Limited Liability Partnership (LLP) firm is a new involving business entity established by an Act of the Parliament. Online LLP Registration in India allows members to retain flexibility of ownership (similar to Partnership Firm) but provides a liability policy cover. The maximum liability of each partner within LLP is limited to the extent of his/her purchase of the organisation. An LLP has its own Permanent Account Number (PAN) and legal status. LLP also provides protection to partners for illegal or unauthorized actions taken by other partners of the LLP. A person or Public Limited Company as well as Partnership Firms are permitted to be converted to a Limited Liability Partnership.

Private Limited Company

A Private Limited Company in India is in order to a C-Corporation in the particular. Private Limited Company allows its owners to subscribe to company shares. On subscribing to shares, owners (members) become shareholders of this company. A private Limited Clients are a separate legal entity both treated by simply taxation and also liability. Individual liability among the shareholders is proscribed to their share funding. A private limited company can be formed by registering company name with appropriate Registrar of Companies (ROC). Draft of Memorandum of Association and Piece of Association have decided and signed by the promoters (initial shareholders) on the company. These are then sent to the Registrar along with applicable registration fees. Such company get between 2 to 50 members. To care for the day-to-day activities with the company, Directors are appointed by the Shareholders. An exclusive Company has more compliance burden assigned a Partnership and LLP. For example, the Board of Directors must meet every quarter and some form of annual general meeting of Shareholders and Directors end up being called. Accounts of this company must get ready in accordance with Income tax Act and also Companies Federal act. Also Companies are taxed twice if earnings are to be distributed to Shareholders. Closing a Private Limited Company in India is a tedious process and requires many formalities to be completed.

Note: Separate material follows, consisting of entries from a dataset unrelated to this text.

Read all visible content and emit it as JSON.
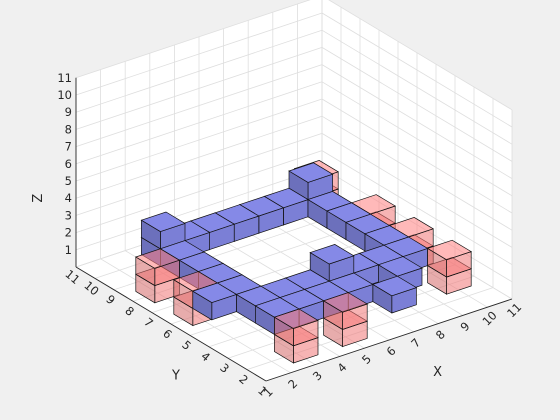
{
  "chart_data": {
    "type": "3d-voxel",
    "xlabel": "X",
    "ylabel": "Y",
    "zlabel": "Z",
    "xlim": [
      1,
      11
    ],
    "ylim": [
      1,
      11
    ],
    "zlim": [
      0,
      11
    ],
    "xticks": [
      "1",
      "2",
      "3",
      "4",
      "5",
      "6",
      "7",
      "8",
      "9",
      "10",
      "11"
    ],
    "yticks": [
      "1",
      "2",
      "3",
      "4",
      "5",
      "6",
      "7",
      "8",
      "9",
      "10",
      "11"
    ],
    "zticks": [
      "1",
      "2",
      "3",
      "4",
      "5",
      "6",
      "7",
      "8",
      "9",
      "10",
      "11"
    ],
    "grid": true,
    "series": [
      {
        "color": "#7b7fd6",
        "opacity": 1.0,
        "voxels": [
          [
            3,
            4,
            2
          ],
          [
            3,
            5,
            2
          ],
          [
            3,
            6,
            2
          ],
          [
            3,
            7,
            2
          ],
          [
            3,
            8,
            2
          ],
          [
            3,
            9,
            2
          ],
          [
            3,
            9,
            3
          ],
          [
            4,
            4,
            2
          ],
          [
            5,
            4,
            2
          ],
          [
            6,
            4,
            2
          ],
          [
            7,
            4,
            2
          ],
          [
            8,
            4,
            2
          ],
          [
            9,
            4,
            2
          ],
          [
            4,
            9,
            2
          ],
          [
            5,
            9,
            2
          ],
          [
            6,
            9,
            2
          ],
          [
            7,
            9,
            2
          ],
          [
            8,
            9,
            2
          ],
          [
            9,
            5,
            2
          ],
          [
            9,
            6,
            2
          ],
          [
            9,
            7,
            2
          ],
          [
            9,
            8,
            2
          ],
          [
            9,
            9,
            2
          ],
          [
            9,
            9,
            3
          ],
          [
            8,
            3,
            2
          ],
          [
            7,
            2,
            2
          ],
          [
            6,
            3,
            2
          ],
          [
            5,
            3,
            2
          ],
          [
            2,
            5,
            2
          ],
          [
            3,
            3,
            2
          ],
          [
            4,
            3,
            2
          ],
          [
            6,
            4,
            3
          ]
        ]
      },
      {
        "color": "#f07676",
        "opacity": 0.55,
        "voxels": [
          [
            10,
            10,
            1
          ],
          [
            10,
            10,
            2
          ],
          [
            10,
            7,
            1
          ],
          [
            10,
            7,
            2
          ],
          [
            10,
            5,
            1
          ],
          [
            10,
            5,
            2
          ],
          [
            10,
            3,
            1
          ],
          [
            10,
            3,
            2
          ],
          [
            3,
            2,
            1
          ],
          [
            3,
            2,
            2
          ],
          [
            5,
            2,
            1
          ],
          [
            5,
            2,
            2
          ],
          [
            2,
            6,
            1
          ],
          [
            2,
            6,
            2
          ],
          [
            2,
            8,
            1
          ],
          [
            2,
            8,
            2
          ]
        ]
      }
    ]
  }
}
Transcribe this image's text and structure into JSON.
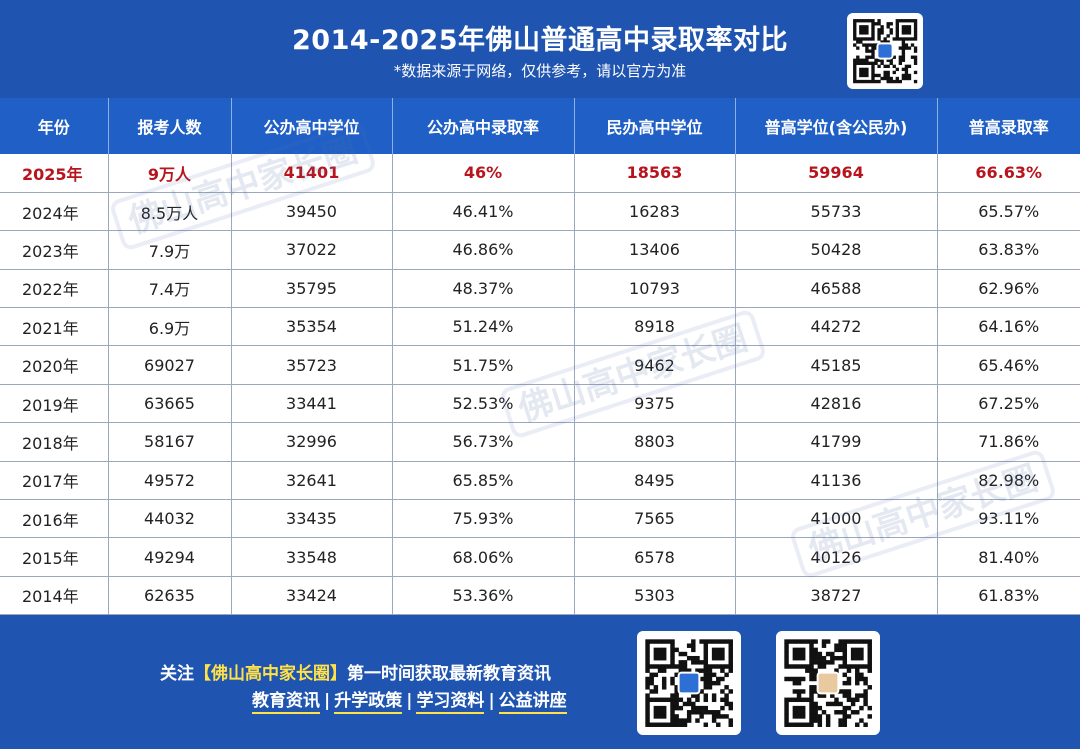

One the positive side, Shareholders of this Company is capable of turning without affecting the operational or legal standing for this company. Generally Venture Capital investors in order to invest in businesses that are Private Companies since it allows great amount separation between ownership and operations.

Public Limited Company

Public Limited Company is related to a Private Company however difference being that associated with shareholders of a typical Public Limited Company can be unlimited with a minimum seven members. A Public Company can be either indexed by a stock exchange or remain unlisted. A Listed Public Limited Company allows shareholders of the company to trade its shares freely through the stock exchange. Such a company requires more public disclosures and compliance from the government including appointment of independent directors within the board, public disclosure of books of accounts, cap of salaries of Directors and Boss. As in the case associated with a Private Company, a Public Limited Company is also an independent legal person, its existence is not affected from your death, retirement or insolvency of some of its shareholders.